Approach 2: Two Pointers (O(1) space)
def trap_two_pointers(height):
left, right = 0, len(height) - 1
left_max = right_max = 0
water = 0
while left < right:
if height[left] < height[right]:
if height[left] >= left_max:
left_max = height[left]
else:
water += left_max - height[left]
left += 1
else:
if height[right] >= right_max:
right_max = height[right]
else:
water += right_max - height[right]
right -= 1
return water
Approach 3: Prefix Max Arrays
def trap_prefix(height):
n = len(height)
left_max = [0] * n
right_max = [0] * n
left_max[0] = height[0]
for i in range(1, n):
left_max[i] = max(left_max[i-1], height[i])

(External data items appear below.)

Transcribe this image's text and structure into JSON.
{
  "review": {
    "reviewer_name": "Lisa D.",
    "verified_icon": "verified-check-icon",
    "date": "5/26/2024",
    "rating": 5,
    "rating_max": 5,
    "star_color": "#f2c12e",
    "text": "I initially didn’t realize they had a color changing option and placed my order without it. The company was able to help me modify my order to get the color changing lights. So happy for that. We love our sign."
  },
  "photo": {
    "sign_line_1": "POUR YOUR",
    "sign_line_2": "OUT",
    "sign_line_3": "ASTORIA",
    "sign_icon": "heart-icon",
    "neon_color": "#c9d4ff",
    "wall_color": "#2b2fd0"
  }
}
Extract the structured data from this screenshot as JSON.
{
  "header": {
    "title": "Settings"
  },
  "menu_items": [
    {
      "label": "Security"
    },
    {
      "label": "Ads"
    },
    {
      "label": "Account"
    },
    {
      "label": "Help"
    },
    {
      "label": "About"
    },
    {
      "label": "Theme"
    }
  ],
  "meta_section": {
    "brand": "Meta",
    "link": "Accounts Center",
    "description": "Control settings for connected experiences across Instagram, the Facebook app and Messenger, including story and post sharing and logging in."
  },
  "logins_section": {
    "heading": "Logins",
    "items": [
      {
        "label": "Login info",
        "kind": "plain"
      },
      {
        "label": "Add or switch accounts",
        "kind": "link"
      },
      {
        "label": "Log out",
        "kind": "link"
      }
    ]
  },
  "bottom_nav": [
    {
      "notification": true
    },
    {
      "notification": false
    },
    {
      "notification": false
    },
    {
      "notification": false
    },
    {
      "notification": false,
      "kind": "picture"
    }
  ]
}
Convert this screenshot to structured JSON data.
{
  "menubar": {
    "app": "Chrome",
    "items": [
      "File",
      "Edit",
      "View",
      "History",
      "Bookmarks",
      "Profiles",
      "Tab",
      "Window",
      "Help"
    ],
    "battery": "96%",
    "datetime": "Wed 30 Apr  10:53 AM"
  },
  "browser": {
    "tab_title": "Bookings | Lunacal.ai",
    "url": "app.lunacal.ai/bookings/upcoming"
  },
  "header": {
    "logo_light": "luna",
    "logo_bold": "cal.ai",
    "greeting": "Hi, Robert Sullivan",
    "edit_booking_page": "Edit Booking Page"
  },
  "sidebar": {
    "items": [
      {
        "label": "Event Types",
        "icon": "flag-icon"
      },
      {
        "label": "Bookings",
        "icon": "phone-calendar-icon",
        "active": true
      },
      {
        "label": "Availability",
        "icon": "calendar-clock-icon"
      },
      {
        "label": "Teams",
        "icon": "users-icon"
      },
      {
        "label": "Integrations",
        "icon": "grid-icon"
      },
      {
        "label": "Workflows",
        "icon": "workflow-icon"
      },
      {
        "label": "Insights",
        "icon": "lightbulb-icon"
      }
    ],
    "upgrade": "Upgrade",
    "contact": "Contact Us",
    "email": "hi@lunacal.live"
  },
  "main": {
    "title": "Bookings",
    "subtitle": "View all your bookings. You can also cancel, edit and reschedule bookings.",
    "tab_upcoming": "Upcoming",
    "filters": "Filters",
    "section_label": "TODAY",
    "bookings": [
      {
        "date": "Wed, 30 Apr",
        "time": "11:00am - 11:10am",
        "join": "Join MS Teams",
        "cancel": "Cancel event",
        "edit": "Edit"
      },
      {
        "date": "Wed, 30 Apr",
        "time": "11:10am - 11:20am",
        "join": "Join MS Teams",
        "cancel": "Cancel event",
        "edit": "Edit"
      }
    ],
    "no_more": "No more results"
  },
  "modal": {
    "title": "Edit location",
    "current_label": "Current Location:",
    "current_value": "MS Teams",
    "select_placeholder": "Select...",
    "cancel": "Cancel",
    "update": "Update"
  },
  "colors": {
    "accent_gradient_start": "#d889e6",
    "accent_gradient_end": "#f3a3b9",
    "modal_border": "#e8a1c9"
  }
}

right_max[n-1] = height[n-1]
for i in range(n-2, -1, -1):
right_max[i] = max(right_max[i+1], height[i])
water = 0
for i in range(n):
water += min(left_max[i], right_max[i]) - height[i]
return water
Comparison
| Approach | Time | Space | Idea |
|---|---|---|---|
| Monotonic Stack | O(N) | O(N) | Horizontal layers between walls |
| Two Pointers | O(N) | O(1) | Process from both ends inward |
| Prefix Max | O(N) | O(N) | Water at each position = min(left_max, right_max) - height |
11. Pattern Recognition Cheat Sheet
By Problem Type
| You see… | Think… | Section |
|---|---|---|
| “Next greater/smaller element” | Monotonic Stack | 2 |
| “Previous greater/smaller element” | Monotonic Stack | 2 |
| “Sliding window min/max” | Monotonic Deque | 5 |
| “Valid parentheses” | Stack matching | 3 |
| “Evaluate expression” | Two stacks (values + ops) | 4 |
| “Largest rectangle in histogram” | Monotonic Stack (increasing) | 6 |
| “Maximal rectangle in matrix” | Row histograms + monotonic stack | 6 |
| “Stock span” / “days until warmer” | Monotonic Stack (decreasing) | 7 |
| “Trapping rain water” | Stack / Two Pointers / Prefix Max | 10 |
| “Process level by level” | BFS with queue | 8 |
| “Min/Max in O(1) with push/pop” | Augmented Stack | 9 |
| “Min/Max in O(1) with enqueue/dequeue” | Augmented Queue (2 stacks) | 9 |
Monotonic Stack Decision Table
| Problem | Stack Order | Iterate Direction | Answer Location |
|---|---|---|---|
| Next greater | Decreasing | Left to right | On pop: arr[i] is the answer |
| Next smaller | Increasing | Left to right | On pop: arr[i] is the answer |
| Previous greater | Decreasing | Left to right | Stack top is the answer |
| Previous smaller | Increasing | Left to right | Stack top is the answer |
| Largest rectangle | Increasing | Left to right | On pop: compute width x height |
| Trapping water | Decreasing | Left to right | On pop: compute trapped water |
Complexity Summary
| Pattern | Time | Space |
|---|---|---|
| Monotonic Stack (any variant) | O(N) | O(N) |
| Monotonic Deque (sliding window) | O(N) | O(K) where K = window size |
| Bracket matching | O(N) | O(N) |
| Expression evaluation | O(N) | O(N) |
| Histogram largest rectangle | O(N) | O(N) |
| Maximal rectangle in matrix | O(MN) | O(N) |
| Min Stack / Max Stack | O(1) per op | O(N) |
| Min Queue (two stacks) | O(1) amortized | O(N) |
| Trapping rain water | O(N) | O(1) to O(N) |
The Meta-Pattern
Almost every stack/queue problem follows this template:
for each element:
while stack/deque is not empty AND current element violates the invariant:
pop and COMPUTE ANSWER for popped element
push current element
The “invariant” is either increasing or decreasing order. The “answer computation” varies by problem (next greater, rectangle area, trapped water, etc.), but the structure is always the same.